Despite the difficulties and obstacles he has to overcome when submitting assignments and the new way he will be participating in his band performances, Hamm has found that he likes the simplicity of distance learning. Hamm said that he likes that he “doesn’t have to get out of the house to go to class.”


While some students have been able to find a few aspects of distance learning they enjoy, for others distance learning has caused them nothing but problems.


A student in 12th grade who has chosen to remain anonymous has found that distance learning has negatively impacted their life. They expressed their disdain for it and said that having to learn from home has left them with, “less motivation, more anxiety, and worse grades.” 

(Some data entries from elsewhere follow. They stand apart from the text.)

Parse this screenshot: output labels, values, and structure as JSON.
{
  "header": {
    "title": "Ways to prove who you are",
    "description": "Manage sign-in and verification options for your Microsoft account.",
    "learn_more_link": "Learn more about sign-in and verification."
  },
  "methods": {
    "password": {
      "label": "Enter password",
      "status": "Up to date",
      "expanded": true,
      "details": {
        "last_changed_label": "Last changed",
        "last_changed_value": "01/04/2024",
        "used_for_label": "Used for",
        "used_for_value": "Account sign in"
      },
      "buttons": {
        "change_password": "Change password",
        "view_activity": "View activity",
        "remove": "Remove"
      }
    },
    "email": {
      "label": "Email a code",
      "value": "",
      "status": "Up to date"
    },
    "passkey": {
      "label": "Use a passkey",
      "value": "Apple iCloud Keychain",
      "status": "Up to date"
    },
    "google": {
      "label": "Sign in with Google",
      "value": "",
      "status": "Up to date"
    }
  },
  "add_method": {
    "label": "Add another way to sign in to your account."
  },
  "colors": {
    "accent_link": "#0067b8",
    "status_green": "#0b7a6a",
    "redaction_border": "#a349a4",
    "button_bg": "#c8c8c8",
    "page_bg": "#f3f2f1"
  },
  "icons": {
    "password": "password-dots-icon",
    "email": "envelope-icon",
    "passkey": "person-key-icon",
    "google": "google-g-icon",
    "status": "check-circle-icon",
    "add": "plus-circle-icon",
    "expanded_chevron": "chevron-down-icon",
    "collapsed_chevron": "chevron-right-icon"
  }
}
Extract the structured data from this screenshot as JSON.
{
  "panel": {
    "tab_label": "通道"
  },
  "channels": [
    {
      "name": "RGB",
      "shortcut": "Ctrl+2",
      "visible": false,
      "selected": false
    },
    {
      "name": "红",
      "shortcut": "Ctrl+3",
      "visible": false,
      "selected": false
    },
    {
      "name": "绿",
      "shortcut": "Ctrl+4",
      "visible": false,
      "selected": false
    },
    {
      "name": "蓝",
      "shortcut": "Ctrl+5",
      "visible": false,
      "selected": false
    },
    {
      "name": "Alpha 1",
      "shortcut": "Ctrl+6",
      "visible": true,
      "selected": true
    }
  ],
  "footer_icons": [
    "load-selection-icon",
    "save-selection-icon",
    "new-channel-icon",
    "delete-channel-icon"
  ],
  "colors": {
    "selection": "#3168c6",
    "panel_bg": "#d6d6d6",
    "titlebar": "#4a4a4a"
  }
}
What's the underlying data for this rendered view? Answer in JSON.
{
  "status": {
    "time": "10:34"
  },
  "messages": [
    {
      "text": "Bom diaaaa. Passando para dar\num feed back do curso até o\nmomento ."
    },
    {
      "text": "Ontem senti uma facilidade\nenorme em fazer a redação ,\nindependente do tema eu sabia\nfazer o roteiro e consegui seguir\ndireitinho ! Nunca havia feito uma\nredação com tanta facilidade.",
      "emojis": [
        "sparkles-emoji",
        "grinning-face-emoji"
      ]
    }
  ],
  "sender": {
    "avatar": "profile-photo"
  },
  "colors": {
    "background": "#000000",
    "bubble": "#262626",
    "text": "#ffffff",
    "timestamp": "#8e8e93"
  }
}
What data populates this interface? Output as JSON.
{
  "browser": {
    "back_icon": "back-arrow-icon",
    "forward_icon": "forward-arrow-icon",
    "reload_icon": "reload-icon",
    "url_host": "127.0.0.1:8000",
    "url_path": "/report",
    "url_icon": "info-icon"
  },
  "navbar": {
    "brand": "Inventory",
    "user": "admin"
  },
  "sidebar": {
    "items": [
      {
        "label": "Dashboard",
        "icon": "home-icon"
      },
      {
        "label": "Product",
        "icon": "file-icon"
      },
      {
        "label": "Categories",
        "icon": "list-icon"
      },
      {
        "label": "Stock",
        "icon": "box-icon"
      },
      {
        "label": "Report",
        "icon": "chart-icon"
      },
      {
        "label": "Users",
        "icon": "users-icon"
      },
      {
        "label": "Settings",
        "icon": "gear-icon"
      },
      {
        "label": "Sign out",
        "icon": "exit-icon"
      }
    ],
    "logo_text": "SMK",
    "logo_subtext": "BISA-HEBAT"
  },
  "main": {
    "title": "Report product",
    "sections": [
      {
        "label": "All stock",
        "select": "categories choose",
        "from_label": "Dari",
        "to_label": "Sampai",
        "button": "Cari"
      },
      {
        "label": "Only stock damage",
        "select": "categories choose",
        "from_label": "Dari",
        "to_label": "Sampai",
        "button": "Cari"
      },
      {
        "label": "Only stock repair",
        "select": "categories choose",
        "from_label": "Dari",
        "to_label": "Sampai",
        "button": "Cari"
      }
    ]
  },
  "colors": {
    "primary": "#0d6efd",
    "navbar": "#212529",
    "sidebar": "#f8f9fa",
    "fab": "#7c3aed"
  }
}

They have found their personal life at home interferes with their ability to concentrate in class. This is worsened by the short class times, which leaves them with little opportunity to receive help with their challenging AP and honors courses. 


“I hate distance learning.” said the student. “If anything, we [LHS students] are smart enough to know how to keep ourselves clean of COVID. We should have the choice of having in-class sessions with social distancing and masks.“ Additionally, the student said that they would gladly return to school in a hazmat suit if they could “just have a senior year.” 


Students of LHS are continuing to adjust to the distance learning curriculum and learning how to handle the obstacles that come with it. While there are some aspects they have found to be positive, the change hasn’t come without its fair share of challenges. Some students have grown to accept the new learning method and others are still left uneasy. 


Distance learning has become the new normal and whether it’s loved or hated, at the moment, it doesn’t appear much will change soon. There is still some small piece of hope, however, as the school year is far from over. Students will have to play the waiting game and continue to do their best in the current circumstances.